1973 aviation accident in Massachusetts

Iberia Flight 933 was a flight from Madrid Barajas International Airport to Boston Logan International Airport in Boston that crash landed on December 17, 1973. As the McDonnell Douglas DC-10 operating the flight was approaching the airport, it collided with the approach lighting system (ALS) 500 feet short of the runway threshold. The impact broke off the right main landing gear. The aircraft became airborne for about 1,200 feet, then landed on runway 33 Left, veered to the right off the runway and came to rest. All 168 on board survived, but the plane was written off. This accident was the first hull loss of the DC-10.

==Background ==

=== Aircraft ===
The aircraft involved was a McDonnell Douglas DC-10-30, manufactured in early 1973 by McDonnell Douglas at Long Beach Airport, California. At the time of the accident, it was nine months old and had flown a total of 2,016 flight hours.
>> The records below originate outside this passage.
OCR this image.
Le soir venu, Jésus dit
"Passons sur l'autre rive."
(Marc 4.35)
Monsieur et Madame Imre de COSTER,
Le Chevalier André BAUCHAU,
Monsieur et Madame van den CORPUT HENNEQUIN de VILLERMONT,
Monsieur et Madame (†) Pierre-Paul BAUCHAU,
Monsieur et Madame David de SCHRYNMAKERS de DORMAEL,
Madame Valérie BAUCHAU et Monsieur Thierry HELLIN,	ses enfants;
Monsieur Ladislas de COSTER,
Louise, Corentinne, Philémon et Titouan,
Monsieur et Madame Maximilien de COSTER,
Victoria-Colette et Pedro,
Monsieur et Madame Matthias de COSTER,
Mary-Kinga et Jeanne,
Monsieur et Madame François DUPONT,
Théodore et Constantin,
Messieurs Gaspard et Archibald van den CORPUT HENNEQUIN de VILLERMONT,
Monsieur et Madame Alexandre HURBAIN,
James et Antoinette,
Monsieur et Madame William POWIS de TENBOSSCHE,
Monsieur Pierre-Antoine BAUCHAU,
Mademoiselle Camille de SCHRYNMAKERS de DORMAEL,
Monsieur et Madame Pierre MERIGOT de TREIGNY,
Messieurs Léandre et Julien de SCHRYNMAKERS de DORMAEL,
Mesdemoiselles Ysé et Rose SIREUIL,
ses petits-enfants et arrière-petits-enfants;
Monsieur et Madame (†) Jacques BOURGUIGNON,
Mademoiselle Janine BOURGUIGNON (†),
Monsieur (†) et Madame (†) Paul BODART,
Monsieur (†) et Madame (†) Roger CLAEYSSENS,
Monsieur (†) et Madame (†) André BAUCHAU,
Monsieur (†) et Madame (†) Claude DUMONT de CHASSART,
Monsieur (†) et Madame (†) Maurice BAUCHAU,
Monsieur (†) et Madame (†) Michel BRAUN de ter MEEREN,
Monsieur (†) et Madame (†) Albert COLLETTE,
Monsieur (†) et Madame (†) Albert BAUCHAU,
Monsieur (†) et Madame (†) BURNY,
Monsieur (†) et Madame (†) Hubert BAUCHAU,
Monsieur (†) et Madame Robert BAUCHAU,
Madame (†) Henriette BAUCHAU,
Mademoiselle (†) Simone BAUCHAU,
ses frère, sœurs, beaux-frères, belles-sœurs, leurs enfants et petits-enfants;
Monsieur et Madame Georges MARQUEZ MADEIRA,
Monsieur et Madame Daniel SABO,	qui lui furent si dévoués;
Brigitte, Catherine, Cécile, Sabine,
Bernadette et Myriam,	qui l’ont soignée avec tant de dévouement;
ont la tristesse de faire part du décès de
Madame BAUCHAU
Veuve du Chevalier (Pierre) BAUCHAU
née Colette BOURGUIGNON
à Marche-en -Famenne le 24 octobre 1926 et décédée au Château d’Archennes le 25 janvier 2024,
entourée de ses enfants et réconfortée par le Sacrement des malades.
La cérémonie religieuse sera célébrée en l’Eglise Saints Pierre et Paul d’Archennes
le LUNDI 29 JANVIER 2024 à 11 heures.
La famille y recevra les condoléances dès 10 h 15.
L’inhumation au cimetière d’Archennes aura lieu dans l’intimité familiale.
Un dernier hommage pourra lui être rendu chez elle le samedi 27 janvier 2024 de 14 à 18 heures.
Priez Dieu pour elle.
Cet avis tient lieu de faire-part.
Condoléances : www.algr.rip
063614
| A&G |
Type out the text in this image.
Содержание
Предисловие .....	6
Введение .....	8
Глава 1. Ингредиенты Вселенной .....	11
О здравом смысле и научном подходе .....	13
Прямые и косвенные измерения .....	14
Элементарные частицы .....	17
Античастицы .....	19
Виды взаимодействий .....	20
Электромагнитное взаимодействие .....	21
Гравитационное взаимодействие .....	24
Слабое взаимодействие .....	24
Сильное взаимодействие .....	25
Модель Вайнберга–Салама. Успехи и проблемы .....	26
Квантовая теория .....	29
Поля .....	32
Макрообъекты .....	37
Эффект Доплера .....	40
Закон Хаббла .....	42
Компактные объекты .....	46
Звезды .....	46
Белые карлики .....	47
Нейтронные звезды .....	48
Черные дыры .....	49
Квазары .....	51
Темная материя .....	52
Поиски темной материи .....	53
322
It was registered as N54627 during a certification test but re-registered as EC-CBN when it was delivered to Iberia Airlines in August 1973. It was photographed previously for Iberia Airlines postcards and merchandise.

=== Crew ===
The cockpit crew consisted of Captain Jesus Calderón Gaztelu (age 53), First Officer Alfredo Perez Vega (54), Flight Engineer Celedonio Martin Santos (42), and Radio Operator/Navigator Candido Garcia Bueno (51). Captain Calderón was hired in 1953 and had 21,705 flight hours, including 426 hours in the DC-10. First Officer Perez was hired in 1946 and had 34,189 hours, including 403 hours in the DC-10. Flight Engineer Martin was hired in 1952 and had 15,317 hours of flight time, including 263 hours in the DC-10. Radio Operator/Navigator Garcia was hired in 1941 and had 14,562 hours, including 384 hours in the DC-10.

==Investigation==
The National Transportation Safety Board (NTSB) investigated the accident. According to the aircraft's flight data recorder, the descent rate was increasing too rapidly during the approach, the result of a wind shear encounter. The investigation found that the captain and the first officer failed to recognize the rate change until the aircraft collided with the ALS piers. It was also discovered that the changes in weather had directed their attention away from monitoring the descent rate. Eleven months after the accident, the NTSB issued its conclusion on the probable cause of the crash. In its accident report the NTSB stated: "The captain did not recognize and may have been unable to recognize, an increased rate of descent in time to arrest it before the aircraft struck the approach light piers. The increased rate of descent was induced by an encounter with low-level wind shear at a critical point in the landing approach where he was transitioning from automatic flight control under instrument flight conditions to manual flight control with visual references. The captain's ability to detect and arrest the increased rate of descent was adversely affected by a lack of information as to the existence of the wind shear and the marginal visual cues available. The minimal DC-10 wheel clearance above the approach lights and the runway threshold afforded by the ILS glide slope made the response time critical and, under the circumstances, produced a situation wherein a pilot's ability to make a safe landing was greatly diminished."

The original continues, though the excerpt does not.